Studies in behavioral science have found that most of us are more likely to act cheerful toward complete strangers than the people we see and live with every day.
While any positive interaction boosts our baseline well-being, according to Fredrickson, it’s good to bring our kindness practice home, not least because it can be more difficult to be warm and caring toward the people we see routinely. If we can rise to that challenge, we know we’re really growing where it matters most.
When we think about kindness, we often imagine these grand gestures, but we don’t need to join the Peace Corps to create more compassion in our lives. Start by looking closer to home. How do you treat the people you live with? What acts of kindness and care can you share with those closest to you today?
“The smallest act of kindness is worth more than the grandest intention.”
- Oscar Wilde
Shift your focus to what’s working.
Cultivate a sense of satisfaction whenever you get the chance. Even when you feel like life is upside down, take a step back to recognize a few good things in your world.
Often, kindness is just about stopping in your tracks and becoming aware of what you have.
Being grateful for blessings like health and love is fine, but a more helpful inventory might include overlooked gifts like clean water, warm clothes, even the ability to read these words.
Seeking and naming these fundamental gifts is a radical commitment to take nothing for granted.
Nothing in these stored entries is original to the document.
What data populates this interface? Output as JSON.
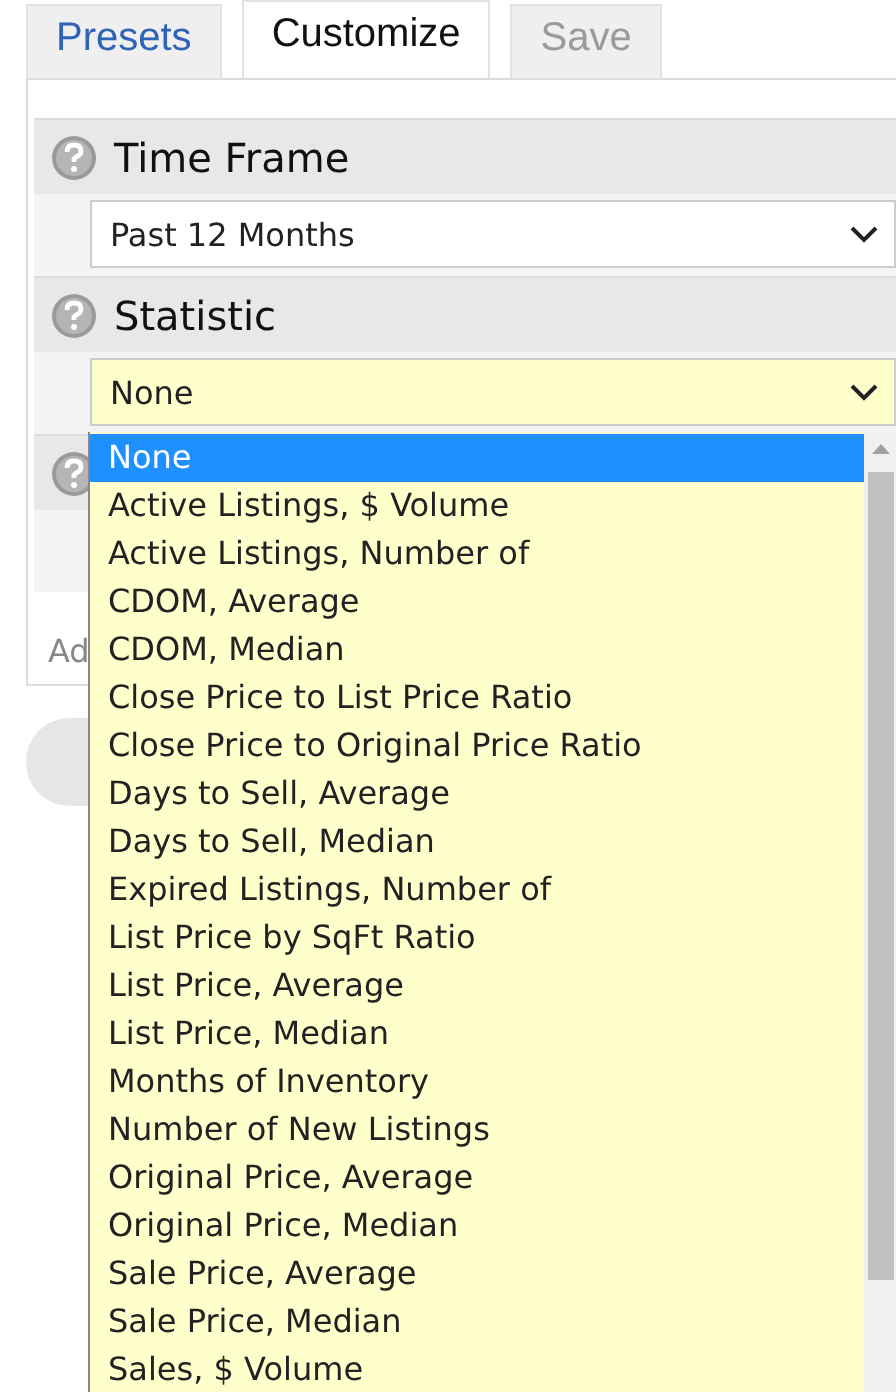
{
  "tabs": [
    {
      "label": "Presets",
      "selected": false,
      "disabled": false
    },
    {
      "label": "Customize",
      "selected": true,
      "disabled": false
    },
    {
      "label": "Save",
      "selected": false,
      "disabled": true
    }
  ],
  "sections": [
    {
      "title": "Time Frame",
      "value": "Past 12 Months",
      "focused": false
    },
    {
      "title": "Statistic",
      "value": "None",
      "focused": true
    }
  ],
  "add_link": "Ad",
  "dropdown": {
    "options": [
      {
        "label": "None",
        "selected": true
      },
      {
        "label": "Active Listings, $ Volume",
        "selected": false
      },
      {
        "label": "Active Listings, Number of",
        "selected": false
      },
      {
        "label": "CDOM, Average",
        "selected": false
      },
      {
        "label": "CDOM, Median",
        "selected": false
      },
      {
        "label": "Close Price to List Price Ratio",
        "selected": false
      },
      {
        "label": "Close Price to Original Price Ratio",
        "selected": false
      },
      {
        "label": "Days to Sell, Average",
        "selected": false
      },
      {
        "label": "Days to Sell, Median",
        "selected": false
      },
      {
        "label": "Expired Listings, Number of",
        "selected": false
      },
      {
        "label": "List Price by SqFt Ratio",
        "selected": false
      },
      {
        "label": "List Price, Average",
        "selected": false
      },
      {
        "label": "List Price, Median",
        "selected": false
      },
      {
        "label": "Months of Inventory",
        "selected": false
      },
      {
        "label": "Number of New Listings",
        "selected": false
      },
      {
        "label": "Original Price, Average",
        "selected": false
      },
      {
        "label": "Original Price, Median",
        "selected": false
      },
      {
        "label": "Sale Price, Average",
        "selected": false
      },
      {
        "label": "Sale Price, Median",
        "selected": false
      },
      {
        "label": "Sales, $ Volume",
        "selected": false
      }
    ]
  }
}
And when we have a grateful heart it’s much easier to be gracious to those around us.
Know the difference between obligations and opportunities.
Most of us have schedules, calendars, and other tools to keep us on track. Unfortunately, the quest to get things done can often take precedence over our interactions with others.
“Many people are so wrapped up with their to-do lists that they treat people as obstacles, or as a means to some end that’s related to achievement,” says Fredrickson. “Why not slow down and really spend time in someone’s company? To do so is a gift to both you and the other person.”
The practice of being present in the midst of other people — not checking your phone, not rushing to deliver advice as soon as someone starts describing a problem, not scheduling social engagements back to back — can have profound effects of adding those micro-moments of love.
We’re thankful that building kindness is a practice not a project. We view it as a welcome adventure rather than a project that needs to get accomplished. And in the big picture, each of us have the warm invitation to set new patterns and rewire our brain for a greater sense of well-being and purpose in the world. It’s a beautiful calling and one we all greatly benefit from!